April Cachia and Grenfell Tower
As well as being a fire risk assessor her former company specialises in the analysis of building defects and problems with materials like cladding.
Last Wednesday’s devastating fire at Grenfell Tower in Kensington, London, reached temperatures of more than 1,000C and engulfed the building in an inferno – a fact that has been put down to the exterior cladding.
But until March this year, when 26-year-old April left the safe office world to retrain as a firefighter, the closest that she had personally come to cladding was in sorting out the payroll of her colleagues in the building pathology department.
All that changed on Wednesday last week when a fire in the tower block took hold and April found herself in the front line helping more than 20 people escape the blaze.
It was like the end of the world
She arrived on the scene with her crew shortly after 2am. “It was like the end of the world,” she says. “My adrenaline was going and I thought, ‘Get me in there, I want to help. This is what I signed up for.’
“The smell of smoke, the sound of crackling, the sound of debris hitting the ground, children screaming, people handing you their phones to speak to loved ones – these are the things I won’t ever forget.”
Ever since she was a girl April had wanted to fight fires.
Inside Grenfell Tower after devastating fire
One of her responsibilities in a previous job had been managing a fire alarm system but she was only five days into her dream job when the call came to attend what Labour MP Emma Dent Coad has labelled as a “hideous and unforgivable event”.
April’s station in Shoreditch received their call to arms at 2.03am and within 90 seconds she was on a fire truck with four colleagues.
When they arrived, burning debris was falling around them and they were forced to shelter for a while under a walkway.
“It was April’s first search and rescue,” says Fire Brigades Union station representative Jon Warnsby.
“I grabbed her helmet, looked her in the eyes and said, ‘Slow and steady wins the race’.”
Once inside the tower block April and her colleague Paul made their way to the third floor having been given the choice to stay outside or head straight towards the flames without their full breathing apparatus.
April says: “Paul and I looked at each other and said, ‘Shall we just get in there?’ There were loads of people coming out so we had hope.
A firefighter and a man embrace at the Latymer Community Centre
“We ended up on the 10th floor. I wanted to get to the residents so we went higher and higher. I had never done this before but there was something inside me telling me every step of the way that this was what I had to do.”
The heat in the building was comparable to a cremation, which is one reason that the number of fatalities has yet to be confirmed.
To walk into such a hazardous environment after only 11 weeks of training must have been frightening.
“This was the first proper job where I have seen actual flames,” says April.
“You are so blinded by how serious it is that you just get on with it and do the best you can.”
April, who lives with her mother and brother in Bethnal Green, volunteered with the London Fire Cadets and was accepted into the London Fire Brigade in August last year.
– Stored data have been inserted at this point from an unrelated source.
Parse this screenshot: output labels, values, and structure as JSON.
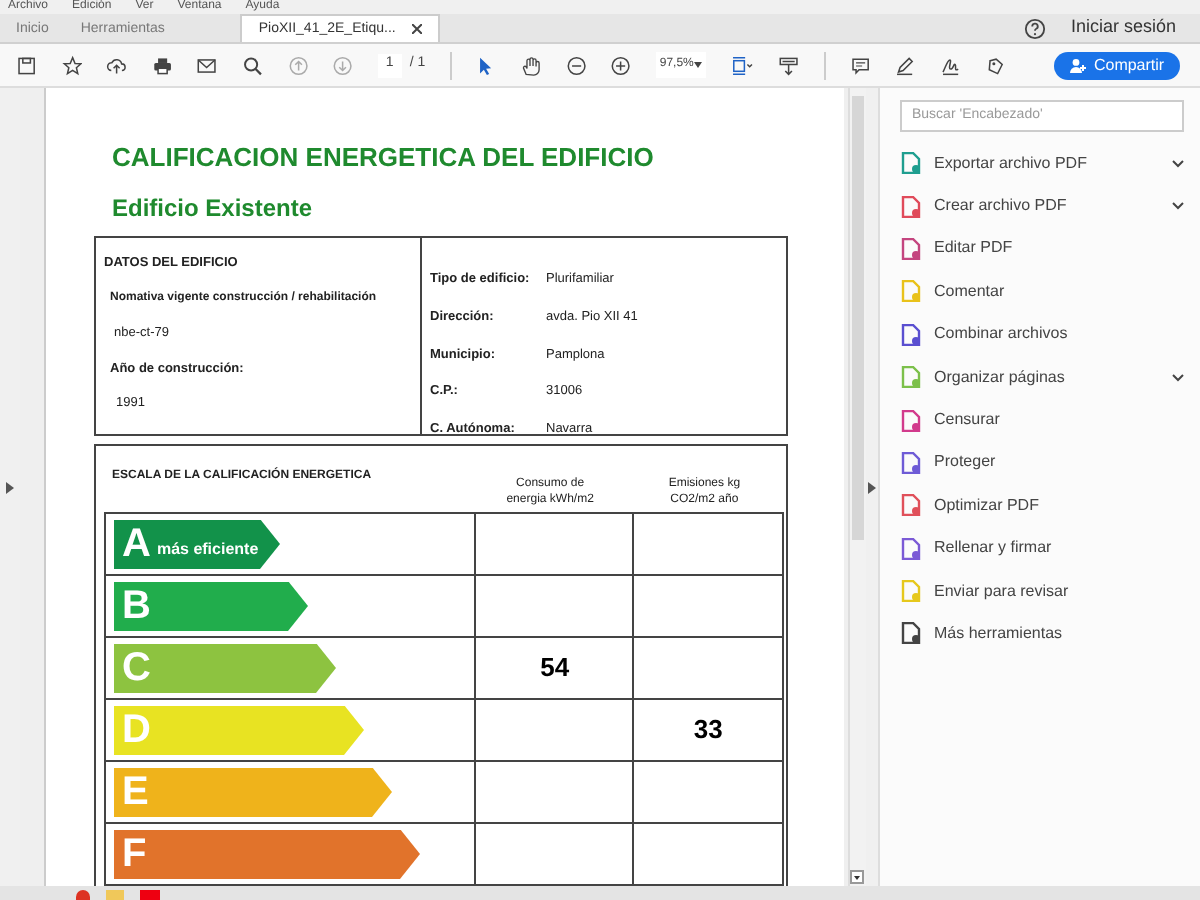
{
  "menu_bar": [
    "Archivo",
    "Edición",
    "Ver",
    "Ventana",
    "Ayuda"
  ],
  "tabs": [
    {
      "label": "Inicio",
      "selected": false,
      "closable": false
    },
    {
      "label": "Herramientas",
      "selected": false,
      "closable": false
    },
    {
      "label": "PioXII_41_2E_Etiqu...",
      "selected": true,
      "closable": true
    }
  ],
  "account": {
    "sign_in": "Iniciar sesión"
  },
  "toolbar": {
    "page_current": "1",
    "page_total": "/ 1",
    "zoom": "97,5%",
    "share_button": "Compartir"
  },
  "document": {
    "title": "CALIFICACION ENERGETICA DEL EDIFICIO",
    "subtitle": "Edificio Existente",
    "building_data": {
      "heading": "DATOS DEL EDIFICIO",
      "regulation_label": "Nomativa vigente construcción / rehabilitación",
      "regulation_value": "nbe-ct-79",
      "year_label": "Año de construcción:",
      "year_value": "1991",
      "fields": [
        {
          "label": "Tipo de edificio:",
          "value": "Plurifamiliar"
        },
        {
          "label": "Dirección:",
          "value": "avda. Pio XII 41"
        },
        {
          "label": "Municipio:",
          "value": "Pamplona"
        },
        {
          "label": "C.P.:",
          "value": "31006"
        },
        {
          "label": "C. Autónoma:",
          "value": "Navarra"
        }
      ]
    },
    "energy_scale": {
      "heading": "ESCALA DE LA CALIFICACIÓN ENERGETICA",
      "columns": [
        "Consumo de energia kWh/m2",
        "Emisiones kg CO2/m2 año"
      ],
      "rows": [
        {
          "letter": "A",
          "label": "más eficiente",
          "color": "#12924a"
        },
        {
          "letter": "B",
          "color": "#21ad4c"
        },
        {
          "letter": "C",
          "color": "#8dc340",
          "consumption": "54"
        },
        {
          "letter": "D",
          "color": "#e8e322",
          "emissions": "33"
        },
        {
          "letter": "E",
          "color": "#efb31b"
        },
        {
          "letter": "F",
          "color": "#e1732b"
        }
      ]
    }
  },
  "tools_panel": {
    "search_placeholder": "Buscar 'Encabezado'",
    "items": [
      {
        "label": "Exportar archivo PDF",
        "color": "#1e9e8f",
        "has_submenu": true
      },
      {
        "label": "Crear archivo PDF",
        "color": "#e04a5a",
        "has_submenu": true
      },
      {
        "label": "Editar PDF",
        "color": "#c4457f",
        "has_submenu": false
      },
      {
        "label": "Comentar",
        "color": "#e9c21a",
        "has_submenu": false
      },
      {
        "label": "Combinar archivos",
        "color": "#5a4fd0",
        "has_submenu": false
      },
      {
        "label": "Organizar páginas",
        "color": "#7cc04a",
        "has_submenu": true
      },
      {
        "label": "Censurar",
        "color": "#d23a8c",
        "has_submenu": false
      },
      {
        "label": "Proteger",
        "color": "#6e5bd6",
        "has_submenu": false
      },
      {
        "label": "Optimizar PDF",
        "color": "#e0505a",
        "has_submenu": false
      },
      {
        "label": "Rellenar y firmar",
        "color": "#7b5ad6",
        "has_submenu": false
      },
      {
        "label": "Enviar para revisar",
        "color": "#e6c81c",
        "has_submenu": false
      },
      {
        "label": "Más herramientas",
        "color": "#444444",
        "has_submenu": false
      }
    ]
  }
}
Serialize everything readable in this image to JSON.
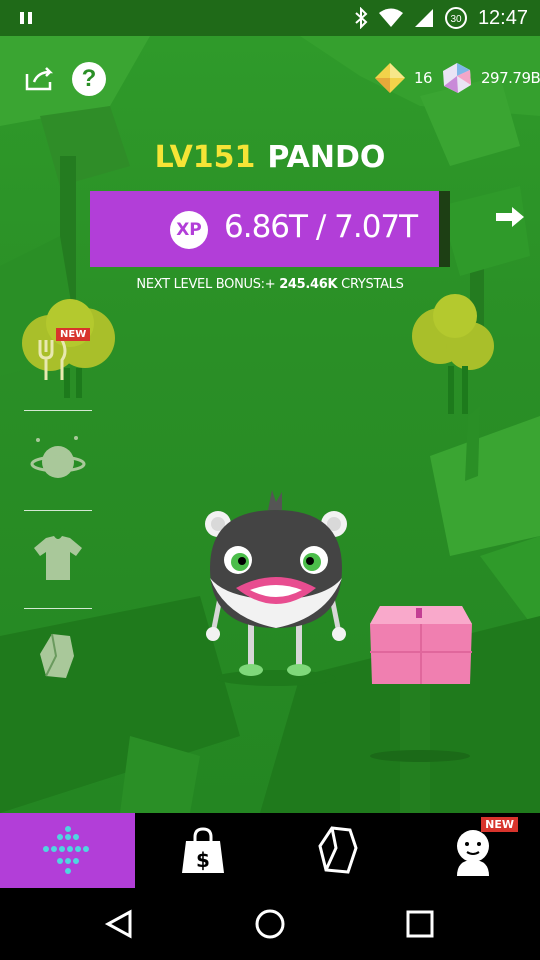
{
  "status_bar": {
    "time": "12:47",
    "battery_level": "30",
    "icons": [
      "pause-icon",
      "bluetooth-icon",
      "wifi-icon",
      "signal-icon",
      "battery-icon"
    ]
  },
  "header": {
    "share_icon": "share-icon",
    "help_label": "?",
    "currencies": [
      {
        "icon": "diamond-icon",
        "value": "16"
      },
      {
        "icon": "gem-icon",
        "value": "297.79B"
      }
    ]
  },
  "creature": {
    "level": "LV151",
    "name": "PANDO",
    "xp_badge": "XP",
    "xp_text": "6.86T / 7.07T",
    "xp_progress": 0.97,
    "next_bonus_label": "NEXT LEVEL BONUS:+",
    "next_bonus_value": "245.46K",
    "next_bonus_unit": "CRYSTALS"
  },
  "side_menu": [
    {
      "name": "food",
      "icon": "fork-icon",
      "badge": "NEW"
    },
    {
      "name": "planet",
      "icon": "planet-icon",
      "badge": ""
    },
    {
      "name": "outfit",
      "icon": "shirt-icon",
      "badge": ""
    },
    {
      "name": "crystal",
      "icon": "crystal-icon",
      "badge": ""
    }
  ],
  "tabs": [
    {
      "name": "home",
      "icon": "dots-icon",
      "active": true,
      "badge": ""
    },
    {
      "name": "shop",
      "icon": "shopping-bag-icon",
      "active": false,
      "badge": ""
    },
    {
      "name": "crystals",
      "icon": "crystal-icon",
      "active": false,
      "badge": ""
    },
    {
      "name": "characters",
      "icon": "character-icon",
      "active": false,
      "badge": "NEW"
    }
  ],
  "nav": [
    "back-icon",
    "home-icon",
    "recents-icon"
  ],
  "colors": {
    "accent_purple": "#b23ed8",
    "level_yellow": "#f5e436",
    "badge_red": "#d8342c",
    "game_green": "#2a8f26"
  }
}
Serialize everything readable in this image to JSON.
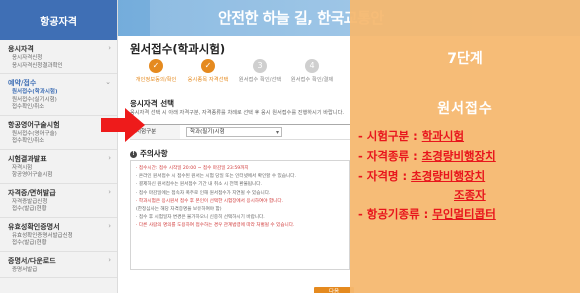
{
  "banner": {
    "text": "안전한 하늘 길, 한국교통안"
  },
  "sidebar": {
    "title": "항공자격",
    "sections": [
      {
        "label": "응시자격",
        "subs": [
          "응시자격신청",
          "응시자격신청결과확인"
        ],
        "active": false
      },
      {
        "label": "예약/접수",
        "subs": [
          "원서접수(학과시험)",
          "원서접수(실기시험)",
          "접수확인/취소"
        ],
        "active": true
      },
      {
        "label": "항공영어구술시험",
        "subs": [
          "원서접수(영어구술)",
          "접수확인/취소"
        ],
        "active": false
      },
      {
        "label": "시험결과발표",
        "subs": [
          "자격시험",
          "항공영어구술시험"
        ],
        "active": false
      },
      {
        "label": "자격증/면허발급",
        "subs": [
          "자격증발급신청",
          "접수(발급)현황"
        ],
        "active": false
      },
      {
        "label": "유효성확인증명서",
        "subs": [
          "유효성확인증명서발급신청",
          "접수(발급)현황"
        ],
        "active": false
      },
      {
        "label": "증명서/다운로드",
        "subs": [
          "증명서발급"
        ],
        "active": false
      }
    ]
  },
  "main": {
    "title": "원서접수(학과시험)",
    "steps": [
      {
        "label": "개인정보동의/확인",
        "num": "1",
        "done": true
      },
      {
        "label": "응시종목 자격선택",
        "num": "2",
        "done": true
      },
      {
        "label": "원서접수 확인/선택",
        "num": "3",
        "done": false
      },
      {
        "label": "원서접수 확인/결제",
        "num": "4",
        "done": false
      }
    ],
    "section_label": "응시자격 선택",
    "section_desc": "응시자격 선택 시 아래 자격구분, 자격종류를 차례로 선택 후 응시 원서접수를 진행하시기 바랍니다.",
    "field_label": "시험구분",
    "field_value": "학과(필기)시험",
    "notice_title": "주의사항",
    "notices": [
      {
        "text": "· 접수시간: 접수 시작일 20:00 ~ 접수 마감일 23:59까지",
        "red": true
      },
      {
        "text": "· 온라인 원서접수 시 접수된 원서는 시험 당일 또는 인터넷에서 확인할 수 있습니다.",
        "red": false
      },
      {
        "text": "· 결제하신 원서접수는 원서접수 기간 내 취소 시 전액 환불됩니다.",
        "red": false
      },
      {
        "text": "· 접수 마감일에는 접속자 폭주로 인해 원서접수가 지연될 수 있습니다.",
        "red": false
      },
      {
        "text": "· 학과시험은 응시원서 접수 후 본인이 선택한 시험장에서 응시하여야 합니다.",
        "red": true
      },
      {
        "text": "  (한정심사는 해당 자격증명을 보유하여야 함)",
        "red": false
      },
      {
        "text": "· 접수 후 시험일자 변경은 불가하오니 신중히 선택하시기 바랍니다.",
        "red": false
      },
      {
        "text": "· 다른 사람의 명의를 도용하여 접수하는 경우 관계법령에 따라 처벌될 수 있습니다.",
        "red": true
      }
    ],
    "next_button": "다음"
  },
  "overlay": {
    "step": "7단계",
    "title": "원서접수",
    "items": [
      {
        "key": "- 시험구분 : ",
        "value": "학과시험"
      },
      {
        "key": "- 자격종류 : ",
        "value": "초경량비행장치"
      },
      {
        "key": "- 자격명 : ",
        "value": "초경량비행장치"
      },
      {
        "key": "",
        "value": "조종자",
        "cont": true
      },
      {
        "key": "- 항공기종류 : ",
        "value": "무인멀티콥터"
      }
    ]
  },
  "colors": {
    "accent": "#e58a1f",
    "overlay": "#f6b870",
    "highlight": "#e8151c",
    "sidebar_header": "#3f6fb5"
  }
}
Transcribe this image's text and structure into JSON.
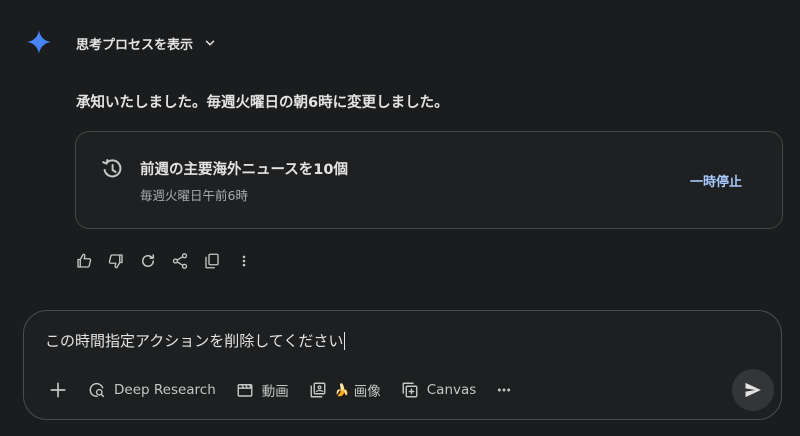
{
  "thinking": {
    "label": "思考プロセスを表示",
    "icon": "chevron-down-icon"
  },
  "response": {
    "text": "承知いたしました。毎週火曜日の朝6時に変更しました。"
  },
  "scheduled_card": {
    "title": "前週の主要海外ニュースを10個",
    "schedule": "毎週火曜日午前6時",
    "pause_label": "一時停止",
    "icon": "schedule-history-icon"
  },
  "actions": [
    {
      "name": "thumbs-up-icon"
    },
    {
      "name": "thumbs-down-icon"
    },
    {
      "name": "regenerate-icon"
    },
    {
      "name": "share-icon"
    },
    {
      "name": "copy-icon"
    },
    {
      "name": "more-vert-icon"
    }
  ],
  "composer": {
    "value": "この時間指定アクションを削除してください",
    "tools": {
      "deep_research": "Deep Research",
      "video": "動画",
      "image": "画像",
      "canvas": "Canvas"
    }
  },
  "colors": {
    "background": "#1b1c1d",
    "accent": "#a8c7fa",
    "gemini_blue": "#4285f4"
  }
}
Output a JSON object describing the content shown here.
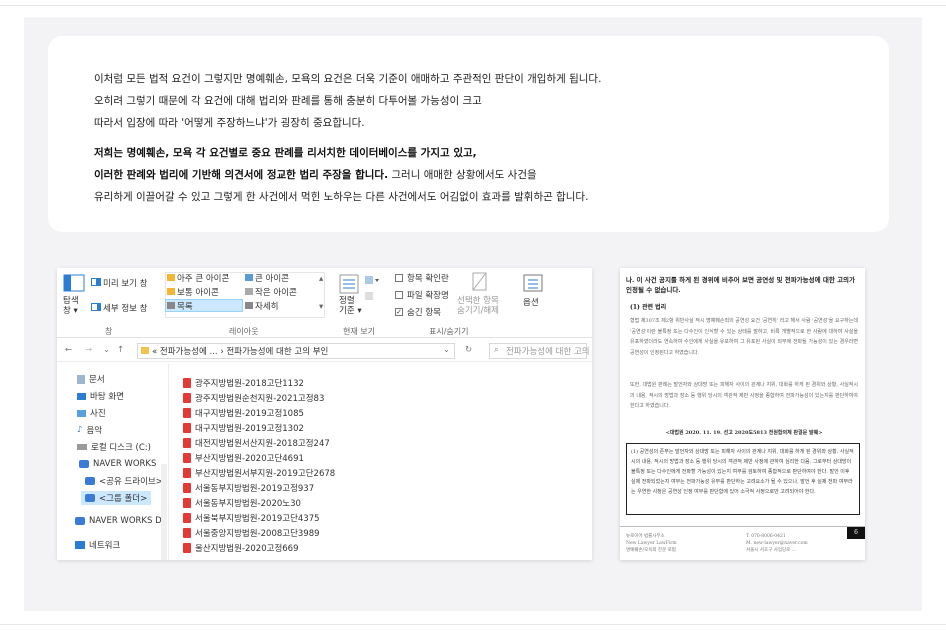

An entrance to Grenfell Tower
After an intensive course she graduated in May but one of her former colleagues is not surprised by her courage.
“April is a highly resourceful, effectual and proficient young lady,” says e-commerce consultant Sara Kaplan.
“Her sharp intelligence and understanding means she is able to tackle whatever is thrown at her.” Of course April was just one of 270 brave firefighters who risked their lives that night to rescue the Grenfell residents caught up in the inferno.
One of her colleagues was pregnant but still returned repeatedly to the dangerous smoke-filled stairwell to guide occupants to safety.
Other firefighters worked beneath riot shields as sections of the tower block sheared off above them.
April says others protected babies beneath their helmets. For a rookie firefighter it was a brutal introduction.
The fire at Grenfell Tower reached temperatures of more than 1,000C
“I’m quite headstrong and will be able to get through this,” says April.
“I can deal with it and move on once I’ve cried about it enough. “I’m proud to be part of such an amazing emergency service and want to give credit to every firefighter that was there. I have never seen a group of people work so hard to save lives.”
Union rep Jon Warnsby says his newest colleague has the right attributes for a successful career.
“She got on with her job. She was being looked after well but she went in and she did it. Seems like she will be a good hand.”